This class will give an introduction to robotics. It will be structured into the following parts:
Generating motion and and dynamic control: This chapter will cover coordinate frames, non-holonomic constraints, Ackermann-drive (in analogy to street cars), PID.
Planning: Planning around obstacles, path finding, Dijkstra, A*, configuration space obstacles, RRTs, lattice planners, gradient methods, potential fields, splines.
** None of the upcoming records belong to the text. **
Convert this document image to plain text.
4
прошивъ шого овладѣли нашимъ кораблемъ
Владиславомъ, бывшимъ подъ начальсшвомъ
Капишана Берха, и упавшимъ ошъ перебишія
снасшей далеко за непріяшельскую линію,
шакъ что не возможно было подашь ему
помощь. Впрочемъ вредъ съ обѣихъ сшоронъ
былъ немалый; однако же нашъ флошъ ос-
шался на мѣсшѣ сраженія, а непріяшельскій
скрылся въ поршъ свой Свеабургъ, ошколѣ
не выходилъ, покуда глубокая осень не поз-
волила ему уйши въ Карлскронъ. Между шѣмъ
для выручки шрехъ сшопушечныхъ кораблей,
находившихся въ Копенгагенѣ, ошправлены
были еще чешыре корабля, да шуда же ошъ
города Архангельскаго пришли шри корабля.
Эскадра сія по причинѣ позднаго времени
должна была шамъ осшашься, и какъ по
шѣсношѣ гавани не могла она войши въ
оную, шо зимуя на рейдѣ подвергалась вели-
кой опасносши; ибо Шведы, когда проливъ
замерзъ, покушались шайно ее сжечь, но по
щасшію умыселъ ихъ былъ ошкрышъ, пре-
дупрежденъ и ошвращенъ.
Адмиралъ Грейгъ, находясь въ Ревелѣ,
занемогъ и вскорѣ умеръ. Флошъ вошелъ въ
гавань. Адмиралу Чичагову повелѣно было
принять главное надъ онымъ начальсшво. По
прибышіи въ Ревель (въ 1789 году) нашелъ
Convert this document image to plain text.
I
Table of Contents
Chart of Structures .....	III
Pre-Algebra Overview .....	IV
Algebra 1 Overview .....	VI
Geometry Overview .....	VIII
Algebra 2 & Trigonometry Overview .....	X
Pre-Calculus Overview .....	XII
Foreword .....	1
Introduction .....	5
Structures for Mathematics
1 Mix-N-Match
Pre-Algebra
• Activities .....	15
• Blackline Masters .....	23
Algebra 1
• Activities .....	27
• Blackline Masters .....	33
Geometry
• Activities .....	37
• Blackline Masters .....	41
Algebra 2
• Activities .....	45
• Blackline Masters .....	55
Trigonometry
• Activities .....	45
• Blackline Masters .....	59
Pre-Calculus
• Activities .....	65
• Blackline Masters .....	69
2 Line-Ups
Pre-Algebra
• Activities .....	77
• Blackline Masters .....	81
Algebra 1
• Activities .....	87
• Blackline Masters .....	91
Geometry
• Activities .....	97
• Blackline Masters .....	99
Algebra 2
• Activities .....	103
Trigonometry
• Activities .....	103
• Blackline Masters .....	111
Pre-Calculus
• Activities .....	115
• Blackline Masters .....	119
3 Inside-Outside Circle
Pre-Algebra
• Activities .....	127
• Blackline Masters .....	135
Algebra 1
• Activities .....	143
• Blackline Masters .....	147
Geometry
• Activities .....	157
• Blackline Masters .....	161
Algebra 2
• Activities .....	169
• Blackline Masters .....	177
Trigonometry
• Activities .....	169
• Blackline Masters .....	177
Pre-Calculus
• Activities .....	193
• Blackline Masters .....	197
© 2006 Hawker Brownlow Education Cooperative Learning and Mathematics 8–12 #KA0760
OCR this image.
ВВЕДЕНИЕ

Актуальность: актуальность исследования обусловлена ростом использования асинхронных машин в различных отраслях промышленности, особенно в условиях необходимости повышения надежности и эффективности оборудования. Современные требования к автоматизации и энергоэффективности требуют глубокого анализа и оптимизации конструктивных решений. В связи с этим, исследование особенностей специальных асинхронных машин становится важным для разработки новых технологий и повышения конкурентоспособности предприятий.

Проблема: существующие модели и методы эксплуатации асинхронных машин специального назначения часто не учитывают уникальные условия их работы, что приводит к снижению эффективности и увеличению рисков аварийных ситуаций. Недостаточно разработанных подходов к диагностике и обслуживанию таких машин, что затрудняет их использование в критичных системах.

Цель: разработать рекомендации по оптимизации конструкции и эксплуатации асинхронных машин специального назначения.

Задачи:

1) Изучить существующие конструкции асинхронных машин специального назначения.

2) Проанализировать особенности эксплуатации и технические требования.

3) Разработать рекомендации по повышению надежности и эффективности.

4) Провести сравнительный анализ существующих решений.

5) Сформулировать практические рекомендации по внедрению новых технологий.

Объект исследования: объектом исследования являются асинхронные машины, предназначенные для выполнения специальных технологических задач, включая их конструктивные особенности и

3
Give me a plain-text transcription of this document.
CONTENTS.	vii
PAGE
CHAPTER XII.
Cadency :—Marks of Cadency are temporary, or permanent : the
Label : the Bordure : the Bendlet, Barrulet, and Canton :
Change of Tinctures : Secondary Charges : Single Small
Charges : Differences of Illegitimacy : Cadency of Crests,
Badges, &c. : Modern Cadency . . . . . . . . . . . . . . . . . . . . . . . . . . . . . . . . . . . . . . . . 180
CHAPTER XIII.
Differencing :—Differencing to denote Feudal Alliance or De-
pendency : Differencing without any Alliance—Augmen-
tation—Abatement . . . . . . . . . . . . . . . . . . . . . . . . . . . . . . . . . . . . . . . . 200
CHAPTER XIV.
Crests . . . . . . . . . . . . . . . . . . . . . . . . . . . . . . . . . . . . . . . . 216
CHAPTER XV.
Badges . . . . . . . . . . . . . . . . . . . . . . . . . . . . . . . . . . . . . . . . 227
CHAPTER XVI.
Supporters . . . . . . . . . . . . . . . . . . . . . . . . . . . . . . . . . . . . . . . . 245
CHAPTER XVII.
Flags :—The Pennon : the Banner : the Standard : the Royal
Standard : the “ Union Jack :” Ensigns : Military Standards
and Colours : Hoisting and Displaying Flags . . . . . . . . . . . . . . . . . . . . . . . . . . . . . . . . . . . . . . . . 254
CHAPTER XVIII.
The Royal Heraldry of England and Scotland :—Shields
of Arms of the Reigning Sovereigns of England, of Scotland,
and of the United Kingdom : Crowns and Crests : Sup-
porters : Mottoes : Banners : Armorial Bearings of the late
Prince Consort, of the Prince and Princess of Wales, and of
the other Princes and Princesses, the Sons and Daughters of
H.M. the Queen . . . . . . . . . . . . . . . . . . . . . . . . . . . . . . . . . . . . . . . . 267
Localization and mapping: state estimation problem, Bayesian filter, Odometry, Particle & Kalman filter, Extended and Unscented Kalman-Filter, simultaneous localization and mapping (SLAM).
Vision and perception: SIFT, HOG-features, Deformable parts models, hough transform, lane detection, 3d-point clouds, RANSAC .
After these lectures, students will be able to design basic algorithms for motion, control and state estimation for robotics.
The lecture will be in German, accompanying materials in English.
Bruno Siciliano, Oussama Khatib: Handbook of Robotics (partially online at Googlebooks)
Bruno Siciliano, Lorenzo Sciavicco, Luigi Villani: Robotics: modelling, planning and control
Steven LaValle: Planning Algorithms
Sebastian Thrun, Wolfram Burgard, Dieter Fox: Probabilistic Robotics
Students interested in robotics with application to autonomous vehicles. Voraussetzungen: As a prerequisite, student should have basic knowledge of maths, in particular linear algebra and a bit of optimization. Students will work with a real model car in the robotics lab.